By analyzing fair use formally and rationally, we find that much of the advocacy for increased flexibility in copyright law is misguided. The characteristics of digital technologies that fair use supporters cite to advocate for expanded “flexibility” (e.g. lower costs of copying, distribution, and production) actually suggest that exceptions and limitations to copyright should be contracting—particularly in smaller markets that have high rates of copyright theft and high costs of enforcement, among other factors. Additionally, our paper suggests, at a minimum, that the thinking on expanding exceptions and limitations requires much more research.
Tradeoffs are inherent in nearly any policy change, and reviews of copyright law are no exception. Empirical evidence is vital, therefore, to determine the net effect of any policy change. Yet, evidence on the effects of expanding exceptions and limitations to copyright are scant and what does exist is of poor quality. For instance, fair use advocates prominently cite two studies that purport to show significant economic gains from more generous policies on exceptions and limitations: A Counterfactual Impact Analysis of Fair Use Policy on Copyright Related Industries in Singapore; and The 2015 Intellectual Property and Economic Growth Index: Measuring the Impact of Exceptions and Limitations in Copyright on Growth, Jobs and Prosperity. My own detailed analysis of these two studies unearthed a number of fatal defects, to put it mildly, that render the studies meaningless for policy purposes, and reveal a profound lack of respect for policymakers engaged in the difficult task of considering proposed changes to copyright law. (To learn more, see my analyses of both works here and here.)
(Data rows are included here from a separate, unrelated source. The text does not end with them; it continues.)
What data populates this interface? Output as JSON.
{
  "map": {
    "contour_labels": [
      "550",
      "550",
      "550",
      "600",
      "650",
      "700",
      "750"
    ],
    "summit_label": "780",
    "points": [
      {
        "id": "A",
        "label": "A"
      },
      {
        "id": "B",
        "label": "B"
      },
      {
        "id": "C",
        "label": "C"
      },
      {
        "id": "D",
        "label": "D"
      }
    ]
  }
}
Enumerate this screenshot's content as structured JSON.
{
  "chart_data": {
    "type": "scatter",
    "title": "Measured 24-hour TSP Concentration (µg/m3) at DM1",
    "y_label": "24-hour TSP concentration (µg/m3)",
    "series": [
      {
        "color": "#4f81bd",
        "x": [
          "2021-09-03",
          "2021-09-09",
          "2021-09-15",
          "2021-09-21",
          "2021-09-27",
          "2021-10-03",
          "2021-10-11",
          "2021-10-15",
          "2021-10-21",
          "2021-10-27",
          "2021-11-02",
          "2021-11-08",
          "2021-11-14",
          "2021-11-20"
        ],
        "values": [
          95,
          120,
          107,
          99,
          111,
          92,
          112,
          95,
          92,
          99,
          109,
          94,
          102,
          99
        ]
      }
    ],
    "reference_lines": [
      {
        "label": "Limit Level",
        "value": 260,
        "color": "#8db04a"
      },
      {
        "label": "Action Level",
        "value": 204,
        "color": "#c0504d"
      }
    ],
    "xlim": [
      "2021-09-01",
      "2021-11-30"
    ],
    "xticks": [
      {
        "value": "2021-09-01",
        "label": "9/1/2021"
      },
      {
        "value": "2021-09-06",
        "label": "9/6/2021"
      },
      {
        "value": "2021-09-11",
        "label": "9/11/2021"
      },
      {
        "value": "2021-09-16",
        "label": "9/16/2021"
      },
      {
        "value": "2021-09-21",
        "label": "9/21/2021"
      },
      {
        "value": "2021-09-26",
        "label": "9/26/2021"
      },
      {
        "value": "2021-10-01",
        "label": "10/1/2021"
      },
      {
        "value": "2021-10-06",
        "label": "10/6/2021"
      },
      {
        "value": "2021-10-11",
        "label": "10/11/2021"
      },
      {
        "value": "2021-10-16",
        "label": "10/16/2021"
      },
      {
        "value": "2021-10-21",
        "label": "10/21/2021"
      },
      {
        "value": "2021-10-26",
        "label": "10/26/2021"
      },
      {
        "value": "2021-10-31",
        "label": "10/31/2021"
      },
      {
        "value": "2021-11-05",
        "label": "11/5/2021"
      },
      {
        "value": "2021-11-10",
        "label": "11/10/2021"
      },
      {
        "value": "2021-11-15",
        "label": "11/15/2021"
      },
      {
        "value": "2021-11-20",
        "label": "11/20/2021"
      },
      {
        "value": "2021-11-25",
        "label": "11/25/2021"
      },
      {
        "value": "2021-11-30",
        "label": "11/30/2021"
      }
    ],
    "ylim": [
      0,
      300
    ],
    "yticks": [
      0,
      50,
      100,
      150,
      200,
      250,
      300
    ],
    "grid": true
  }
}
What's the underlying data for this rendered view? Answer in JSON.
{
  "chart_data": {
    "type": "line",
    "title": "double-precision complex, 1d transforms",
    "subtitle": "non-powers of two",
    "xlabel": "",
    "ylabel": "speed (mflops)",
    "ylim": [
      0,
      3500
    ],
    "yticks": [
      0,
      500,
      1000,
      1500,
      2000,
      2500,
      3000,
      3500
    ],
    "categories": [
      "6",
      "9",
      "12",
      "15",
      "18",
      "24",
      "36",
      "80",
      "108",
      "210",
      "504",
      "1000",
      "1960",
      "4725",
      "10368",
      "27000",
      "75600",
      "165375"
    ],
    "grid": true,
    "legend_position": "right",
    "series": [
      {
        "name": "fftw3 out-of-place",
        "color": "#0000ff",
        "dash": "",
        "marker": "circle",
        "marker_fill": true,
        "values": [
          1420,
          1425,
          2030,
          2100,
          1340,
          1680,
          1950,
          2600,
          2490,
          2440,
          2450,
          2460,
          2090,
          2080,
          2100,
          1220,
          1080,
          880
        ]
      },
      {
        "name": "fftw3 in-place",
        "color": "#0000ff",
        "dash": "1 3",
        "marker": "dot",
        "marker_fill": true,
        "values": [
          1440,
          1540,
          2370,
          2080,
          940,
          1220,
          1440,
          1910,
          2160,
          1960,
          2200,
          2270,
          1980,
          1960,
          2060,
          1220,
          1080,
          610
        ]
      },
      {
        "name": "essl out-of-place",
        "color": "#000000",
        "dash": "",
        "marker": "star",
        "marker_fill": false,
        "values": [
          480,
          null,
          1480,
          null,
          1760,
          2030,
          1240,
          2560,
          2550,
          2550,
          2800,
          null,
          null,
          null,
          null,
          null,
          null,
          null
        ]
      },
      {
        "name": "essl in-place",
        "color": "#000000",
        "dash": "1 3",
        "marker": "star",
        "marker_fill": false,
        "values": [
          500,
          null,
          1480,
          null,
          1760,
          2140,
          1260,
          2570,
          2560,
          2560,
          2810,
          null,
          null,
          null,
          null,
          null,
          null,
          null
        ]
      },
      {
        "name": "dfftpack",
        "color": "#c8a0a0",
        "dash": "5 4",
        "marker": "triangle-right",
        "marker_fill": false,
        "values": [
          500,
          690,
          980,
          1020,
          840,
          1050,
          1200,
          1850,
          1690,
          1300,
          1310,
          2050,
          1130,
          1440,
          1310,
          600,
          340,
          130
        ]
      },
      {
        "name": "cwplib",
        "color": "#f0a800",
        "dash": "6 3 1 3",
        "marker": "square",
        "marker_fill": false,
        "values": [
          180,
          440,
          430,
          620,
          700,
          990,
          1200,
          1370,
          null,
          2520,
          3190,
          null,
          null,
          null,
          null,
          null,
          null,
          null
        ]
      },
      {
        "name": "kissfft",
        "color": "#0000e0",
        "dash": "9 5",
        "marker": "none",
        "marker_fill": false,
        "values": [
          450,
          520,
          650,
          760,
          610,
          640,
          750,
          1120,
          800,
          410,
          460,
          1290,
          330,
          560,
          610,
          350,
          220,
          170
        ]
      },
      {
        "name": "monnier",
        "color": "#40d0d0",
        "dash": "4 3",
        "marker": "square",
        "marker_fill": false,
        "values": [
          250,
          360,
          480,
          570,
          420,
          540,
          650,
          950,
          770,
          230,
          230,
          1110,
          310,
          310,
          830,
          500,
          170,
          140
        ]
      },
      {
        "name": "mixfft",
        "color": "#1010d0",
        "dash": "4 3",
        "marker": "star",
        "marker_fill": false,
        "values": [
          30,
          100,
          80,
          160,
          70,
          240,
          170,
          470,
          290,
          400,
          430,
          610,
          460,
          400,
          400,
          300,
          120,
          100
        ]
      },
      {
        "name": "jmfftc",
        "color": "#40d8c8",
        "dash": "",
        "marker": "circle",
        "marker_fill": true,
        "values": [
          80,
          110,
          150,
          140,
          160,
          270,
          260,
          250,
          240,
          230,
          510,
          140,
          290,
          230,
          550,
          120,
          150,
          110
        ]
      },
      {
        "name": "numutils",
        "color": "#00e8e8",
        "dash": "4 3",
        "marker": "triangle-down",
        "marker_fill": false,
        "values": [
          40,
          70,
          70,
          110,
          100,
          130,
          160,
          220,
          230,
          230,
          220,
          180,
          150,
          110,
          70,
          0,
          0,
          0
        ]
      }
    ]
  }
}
Intellectual property laws support substantial economic activity and rouse the creative energies of humankind. Stakeholders seeking to modify them are within their rights to advocate for their favored outcomes. Emotional positions are certainly influential, but if net improvements in society’s well-being are desired the discourse on policy must eventually turn to rigorous, analytical, and credible research. Certainly, careless and stunningly unskilled empirical studies aimed at manipulating discourse about copyright laws are unhelpful, and undermine the trust between policymaker and researcher. In the absence of cutting-edge research on this important topic, both theoretical and empirical, the risk is too great for doing more harm than good. I hope our new economic model will constructively inform discourse on this important topic and encourage, if not facilitate, better research going forward.
Intellectual property laws deserve nothing less.
Dr. George S. Ford is the Chief Economist of the Phoenix Center for Advanced Legal & Economic Public Policy Studies, a non-profit 501(c)(3) research organization that studies broad public-policy issues related to governance, social and economic conditions, with a particular emphasis on the law and economics of the digital age.